Laporkan Masalah

KAJIAN KAPASITAS INFILTRASI PADA MDM WATUGEDE BAGIAN ATAS, TENGAH, BAWAH DI BERBAGAI TIPE PENUTUPAN LAHAN

ACHMAD DENI EKA P, Prasetyo Nugroho, S.Hut., M.Sc.

2015 | Tugas Akhir | D3 PENGELOLAAN HUTAN SV

MDM Watugede merupakan wilayah dengan ketinggian tempat yang berbeda dengan curah hujan tidak terlalu tinggi, namun jika terjadi hujan dengan intensitas rendah maupun tinggi debit aliran sungai yang menjadi tempat berkumpulnya air meningkat dengan cepat. Pada dasarnya penutupan lahan berfungsi untuk memberikan perlindungan terhadap permukaan tanah untuk mengurangi laju aliran permukaan dan meningkatkan besarnya kapasitas infiltrasi pada tanah. Tujuan dari penelitian ini adalah untuk mengetahui kapasitas infiltrasi pada penutupan lahan di bagian atas, tenagh, dan bawah MDM Watugede. Penelitian ini dilaksanakan di kawasan MDM Watugede yang terletak di Kecamatan Gedangsari dan Kecamatan Nglipar, Kabupaten Gunung Kidul, Yogyakarta. Penelitian ini dilakukan dengan menggunakan metode double ring infiltrometer, yaitu pengukuran penurunan air hingga mencapai konstan. Penentuan plot pengambilan data dilakukan secara purposive sampling dengan kriteria penentuan plot berdasarkan penutupan lahan Hutan Campur, Monokultur, Tegalan, dan Permukiman dengan perlakuan tiga kali ulangan pada bagian Atas, Tengah, dan Bawah. Hasil Penelitian menunjukkan bahwa nilai rata-rata Kapasitas infiltrasi pada bagian Atas Hutan Campur 10,8 cm/jam, Tegalan 18,4 cm/jam, Permukiman 5,6 cm/jam, Monokultur 3,6 cm/jam. Kapasitas infiltrasi rata-rata pada bagian Tengah Hutan Campur 18,8 cm/jam, Tegalan 13,6 cm/jam, Permukiman 17,6 cm/jam, Monokultur 12,8 cm/jam. Kapasitas infiltrasi rata-rata pada bagian Bawah Hutan Campur 1,6 cm/jam, Tegalan 2 cm/jam, Permukiman 3,6 cm/jam, dan Monokultur 5,17 cm/jam, dari hasil tersebut dapat diketahui kriteria kapasitas infiltrasi yaitu dari cepat hingga sangat cepat.
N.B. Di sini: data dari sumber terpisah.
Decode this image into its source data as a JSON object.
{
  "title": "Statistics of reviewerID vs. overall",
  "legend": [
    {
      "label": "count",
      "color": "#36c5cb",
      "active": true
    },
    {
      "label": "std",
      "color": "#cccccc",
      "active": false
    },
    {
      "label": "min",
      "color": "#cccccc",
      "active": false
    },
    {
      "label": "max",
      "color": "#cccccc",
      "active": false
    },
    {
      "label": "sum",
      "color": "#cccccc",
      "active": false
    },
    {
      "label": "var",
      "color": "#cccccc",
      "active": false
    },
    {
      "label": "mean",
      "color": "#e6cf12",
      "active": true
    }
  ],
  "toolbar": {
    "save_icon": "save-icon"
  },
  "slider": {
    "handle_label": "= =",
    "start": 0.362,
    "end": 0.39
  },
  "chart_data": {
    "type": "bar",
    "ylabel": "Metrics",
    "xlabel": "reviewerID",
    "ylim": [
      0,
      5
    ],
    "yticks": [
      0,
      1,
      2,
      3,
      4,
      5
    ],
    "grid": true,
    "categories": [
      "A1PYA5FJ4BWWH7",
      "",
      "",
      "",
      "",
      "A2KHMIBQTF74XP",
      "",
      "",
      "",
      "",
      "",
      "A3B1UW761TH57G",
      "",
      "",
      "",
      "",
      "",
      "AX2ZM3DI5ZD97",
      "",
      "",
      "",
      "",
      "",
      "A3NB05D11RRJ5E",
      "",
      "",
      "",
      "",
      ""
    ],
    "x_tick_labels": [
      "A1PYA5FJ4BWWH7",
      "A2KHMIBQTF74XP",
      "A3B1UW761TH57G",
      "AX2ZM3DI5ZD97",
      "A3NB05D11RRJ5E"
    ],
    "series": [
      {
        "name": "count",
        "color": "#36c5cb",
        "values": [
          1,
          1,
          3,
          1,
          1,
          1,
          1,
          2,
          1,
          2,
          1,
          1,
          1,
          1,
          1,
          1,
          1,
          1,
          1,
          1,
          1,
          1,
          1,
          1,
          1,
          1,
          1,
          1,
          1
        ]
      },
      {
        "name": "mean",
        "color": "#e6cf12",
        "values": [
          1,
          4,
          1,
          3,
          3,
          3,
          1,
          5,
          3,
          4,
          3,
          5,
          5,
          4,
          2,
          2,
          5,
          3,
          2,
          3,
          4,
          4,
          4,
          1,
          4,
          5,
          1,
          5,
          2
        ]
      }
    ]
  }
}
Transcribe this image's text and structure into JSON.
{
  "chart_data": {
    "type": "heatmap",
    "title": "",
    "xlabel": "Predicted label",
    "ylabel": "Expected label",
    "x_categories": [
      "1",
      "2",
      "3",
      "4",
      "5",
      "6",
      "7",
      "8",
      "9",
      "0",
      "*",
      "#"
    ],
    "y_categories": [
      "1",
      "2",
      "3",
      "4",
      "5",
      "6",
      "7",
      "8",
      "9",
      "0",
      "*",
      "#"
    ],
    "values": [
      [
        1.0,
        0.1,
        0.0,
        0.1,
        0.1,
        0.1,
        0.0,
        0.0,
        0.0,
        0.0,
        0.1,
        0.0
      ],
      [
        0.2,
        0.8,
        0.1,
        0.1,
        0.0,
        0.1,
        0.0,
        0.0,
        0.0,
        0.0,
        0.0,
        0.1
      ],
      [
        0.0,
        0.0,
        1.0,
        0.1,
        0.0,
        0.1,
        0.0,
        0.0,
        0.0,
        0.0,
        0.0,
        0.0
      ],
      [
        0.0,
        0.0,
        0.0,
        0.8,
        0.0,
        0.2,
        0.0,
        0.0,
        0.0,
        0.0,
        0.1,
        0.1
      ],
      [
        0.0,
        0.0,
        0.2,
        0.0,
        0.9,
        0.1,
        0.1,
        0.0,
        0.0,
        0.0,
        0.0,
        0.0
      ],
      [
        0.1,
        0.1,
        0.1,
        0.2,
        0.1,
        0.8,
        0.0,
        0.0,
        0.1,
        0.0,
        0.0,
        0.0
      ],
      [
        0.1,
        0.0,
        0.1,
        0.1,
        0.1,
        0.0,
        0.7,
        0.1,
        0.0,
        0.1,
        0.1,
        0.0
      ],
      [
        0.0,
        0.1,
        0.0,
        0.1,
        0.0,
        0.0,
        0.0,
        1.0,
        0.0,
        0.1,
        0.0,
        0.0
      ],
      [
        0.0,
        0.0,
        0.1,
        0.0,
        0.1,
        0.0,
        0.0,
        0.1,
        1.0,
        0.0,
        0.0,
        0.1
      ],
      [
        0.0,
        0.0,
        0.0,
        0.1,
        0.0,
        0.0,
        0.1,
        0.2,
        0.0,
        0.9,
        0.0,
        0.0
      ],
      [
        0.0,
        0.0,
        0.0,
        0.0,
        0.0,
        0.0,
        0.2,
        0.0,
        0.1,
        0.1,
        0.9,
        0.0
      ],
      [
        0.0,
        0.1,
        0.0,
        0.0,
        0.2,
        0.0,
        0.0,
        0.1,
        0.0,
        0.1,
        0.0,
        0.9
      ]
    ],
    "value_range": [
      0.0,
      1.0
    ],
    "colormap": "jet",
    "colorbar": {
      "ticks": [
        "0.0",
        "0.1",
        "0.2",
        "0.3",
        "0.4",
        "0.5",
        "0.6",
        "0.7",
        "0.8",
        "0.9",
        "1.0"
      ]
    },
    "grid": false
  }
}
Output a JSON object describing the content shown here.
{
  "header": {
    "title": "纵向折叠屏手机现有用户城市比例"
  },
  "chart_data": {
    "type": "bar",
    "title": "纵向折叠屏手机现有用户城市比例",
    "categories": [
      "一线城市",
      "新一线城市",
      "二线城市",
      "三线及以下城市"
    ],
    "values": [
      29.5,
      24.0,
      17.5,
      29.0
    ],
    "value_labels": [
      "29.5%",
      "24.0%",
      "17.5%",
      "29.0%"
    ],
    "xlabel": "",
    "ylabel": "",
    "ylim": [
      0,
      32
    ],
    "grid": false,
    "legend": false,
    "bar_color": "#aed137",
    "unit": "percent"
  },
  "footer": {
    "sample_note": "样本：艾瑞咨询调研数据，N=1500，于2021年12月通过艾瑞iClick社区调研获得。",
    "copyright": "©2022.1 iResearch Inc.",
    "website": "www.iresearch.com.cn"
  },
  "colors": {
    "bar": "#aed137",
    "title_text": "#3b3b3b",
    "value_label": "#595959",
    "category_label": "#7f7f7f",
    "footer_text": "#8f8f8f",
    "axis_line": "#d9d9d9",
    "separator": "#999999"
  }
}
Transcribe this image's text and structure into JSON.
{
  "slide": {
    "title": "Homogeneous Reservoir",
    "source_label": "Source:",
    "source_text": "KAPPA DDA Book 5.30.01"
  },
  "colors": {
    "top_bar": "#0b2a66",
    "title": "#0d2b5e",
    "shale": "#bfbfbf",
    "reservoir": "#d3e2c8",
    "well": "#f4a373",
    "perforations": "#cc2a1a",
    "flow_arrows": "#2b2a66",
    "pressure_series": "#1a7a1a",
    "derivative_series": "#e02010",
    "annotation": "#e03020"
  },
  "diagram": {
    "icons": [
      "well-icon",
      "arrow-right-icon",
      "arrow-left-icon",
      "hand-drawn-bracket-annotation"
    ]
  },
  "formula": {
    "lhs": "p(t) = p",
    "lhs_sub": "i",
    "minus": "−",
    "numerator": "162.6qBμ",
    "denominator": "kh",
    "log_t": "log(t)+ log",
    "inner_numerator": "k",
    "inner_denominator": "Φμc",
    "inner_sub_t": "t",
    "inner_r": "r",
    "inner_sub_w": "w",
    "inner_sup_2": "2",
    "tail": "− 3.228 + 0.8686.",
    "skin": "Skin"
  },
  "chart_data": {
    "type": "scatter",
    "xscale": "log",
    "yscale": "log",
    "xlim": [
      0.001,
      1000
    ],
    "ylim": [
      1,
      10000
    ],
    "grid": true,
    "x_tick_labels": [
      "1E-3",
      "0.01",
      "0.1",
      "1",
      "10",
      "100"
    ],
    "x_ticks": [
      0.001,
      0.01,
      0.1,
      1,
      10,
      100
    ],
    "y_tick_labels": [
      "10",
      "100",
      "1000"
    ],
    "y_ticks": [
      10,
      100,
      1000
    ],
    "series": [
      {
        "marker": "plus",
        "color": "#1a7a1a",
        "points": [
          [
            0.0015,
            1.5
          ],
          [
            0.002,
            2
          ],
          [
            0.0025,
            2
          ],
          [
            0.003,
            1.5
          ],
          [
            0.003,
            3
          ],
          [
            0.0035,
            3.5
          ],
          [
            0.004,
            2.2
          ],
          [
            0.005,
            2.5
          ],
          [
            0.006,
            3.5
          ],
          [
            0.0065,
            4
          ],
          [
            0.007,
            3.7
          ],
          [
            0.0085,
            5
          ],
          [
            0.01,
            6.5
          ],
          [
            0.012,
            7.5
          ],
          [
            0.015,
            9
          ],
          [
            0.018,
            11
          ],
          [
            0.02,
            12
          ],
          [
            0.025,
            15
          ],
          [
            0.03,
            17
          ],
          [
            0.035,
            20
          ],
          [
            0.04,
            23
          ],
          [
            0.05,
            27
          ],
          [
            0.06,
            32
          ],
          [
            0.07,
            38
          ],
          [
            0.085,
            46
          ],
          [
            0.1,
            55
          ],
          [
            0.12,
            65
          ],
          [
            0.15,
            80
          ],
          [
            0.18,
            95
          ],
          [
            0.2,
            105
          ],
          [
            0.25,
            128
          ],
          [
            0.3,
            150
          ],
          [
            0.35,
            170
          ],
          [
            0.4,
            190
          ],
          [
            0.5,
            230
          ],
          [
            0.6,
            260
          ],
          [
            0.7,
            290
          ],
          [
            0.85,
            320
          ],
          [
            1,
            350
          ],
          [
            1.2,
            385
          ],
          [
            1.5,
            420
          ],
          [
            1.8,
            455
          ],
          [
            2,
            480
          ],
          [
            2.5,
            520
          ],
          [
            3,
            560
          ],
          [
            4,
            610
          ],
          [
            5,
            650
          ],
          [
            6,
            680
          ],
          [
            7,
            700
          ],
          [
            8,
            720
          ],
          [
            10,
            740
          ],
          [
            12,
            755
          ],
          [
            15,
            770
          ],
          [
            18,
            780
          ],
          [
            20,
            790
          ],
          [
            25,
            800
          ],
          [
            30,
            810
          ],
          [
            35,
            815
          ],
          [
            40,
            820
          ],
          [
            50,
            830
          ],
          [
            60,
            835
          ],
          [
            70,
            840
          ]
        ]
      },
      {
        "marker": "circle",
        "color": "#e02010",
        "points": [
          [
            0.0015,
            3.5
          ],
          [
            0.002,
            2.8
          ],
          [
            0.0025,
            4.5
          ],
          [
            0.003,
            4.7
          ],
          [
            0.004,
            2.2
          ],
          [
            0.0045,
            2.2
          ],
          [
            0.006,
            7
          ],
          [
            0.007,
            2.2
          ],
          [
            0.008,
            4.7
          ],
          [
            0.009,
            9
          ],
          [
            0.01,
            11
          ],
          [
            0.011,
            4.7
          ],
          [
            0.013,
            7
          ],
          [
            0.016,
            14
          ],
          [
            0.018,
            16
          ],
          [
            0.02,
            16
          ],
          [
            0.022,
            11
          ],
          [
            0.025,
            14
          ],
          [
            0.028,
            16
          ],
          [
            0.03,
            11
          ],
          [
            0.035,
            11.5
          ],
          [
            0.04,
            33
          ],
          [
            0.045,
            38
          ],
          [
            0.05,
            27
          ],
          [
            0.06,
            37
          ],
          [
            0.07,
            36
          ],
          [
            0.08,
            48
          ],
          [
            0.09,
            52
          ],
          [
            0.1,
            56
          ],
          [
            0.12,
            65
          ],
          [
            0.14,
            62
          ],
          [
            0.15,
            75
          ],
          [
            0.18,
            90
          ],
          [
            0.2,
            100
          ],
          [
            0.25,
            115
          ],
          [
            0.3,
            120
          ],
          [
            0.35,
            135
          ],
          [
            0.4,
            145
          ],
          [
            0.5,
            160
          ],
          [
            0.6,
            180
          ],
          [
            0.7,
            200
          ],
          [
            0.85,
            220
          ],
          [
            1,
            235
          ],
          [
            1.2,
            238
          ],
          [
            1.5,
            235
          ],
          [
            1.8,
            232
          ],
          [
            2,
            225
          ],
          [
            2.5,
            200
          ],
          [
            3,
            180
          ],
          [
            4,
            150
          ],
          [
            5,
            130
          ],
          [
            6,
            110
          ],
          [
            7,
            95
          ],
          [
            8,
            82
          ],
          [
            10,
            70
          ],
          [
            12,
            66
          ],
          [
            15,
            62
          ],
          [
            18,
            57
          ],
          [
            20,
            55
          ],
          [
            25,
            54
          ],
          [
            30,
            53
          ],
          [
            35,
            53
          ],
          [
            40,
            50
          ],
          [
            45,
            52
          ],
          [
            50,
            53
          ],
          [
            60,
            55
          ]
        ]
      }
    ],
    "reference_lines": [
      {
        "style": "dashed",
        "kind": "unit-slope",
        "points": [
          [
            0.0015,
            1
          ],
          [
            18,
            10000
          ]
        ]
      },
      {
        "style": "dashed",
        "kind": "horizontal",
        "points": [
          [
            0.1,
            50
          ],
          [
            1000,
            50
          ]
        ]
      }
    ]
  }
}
Watugede MDM is a region with altitude in contrast to the rainfall which is not too high, but if it rains in low or high intensity discharge streams into outlet gathering water will increase rapidly. Basically land cover serves to provide protection against ground level to reduce the rate of run off and increase the amount of infiltration capacity on the ground. The purpose of this study is to determine the infiltration capacity at the closing of land that has been set. The research was conducted in the region located in the MDM Watugede Gedangsari sub-district and Nglipar District, Gunung Kidul, Yogyakarta. This research was conducted by using the method of double ring infiltrometer, with measurements of water until it reaches a constant decline. Determination plot data collection was done in purposive sampling with criteria for the determination of the plot based on land cover, Mixed Forest, Monoculture, Moor, and Settlement treatment with three replicates in the Upstream, Middle, and Lower. Research shows that the average value of the infiltration capacity Upper part of the Forest Mix 10.8 cm / hour, Tegalan 18.4 cm / h, 5.6 Settlement cm / hour, Monoculture 3.6 cm / hour. The average infiltration capacity in the Middle Mixed forests of 18.8 cm / hour, Tegalan 13.6 cm / hour, Settlement 17.6 cm / hour, Monoculture 12.8 cm / hour. The average infiltration capacity in the Lower Forest Mix 1.6 cm / hour, Tegalan 2 cm / hour, Settlement 3.6 cm / hour, and monoculture 5.17 cm / hour. Land cover is the dominant factor in determining infiltration capacity value.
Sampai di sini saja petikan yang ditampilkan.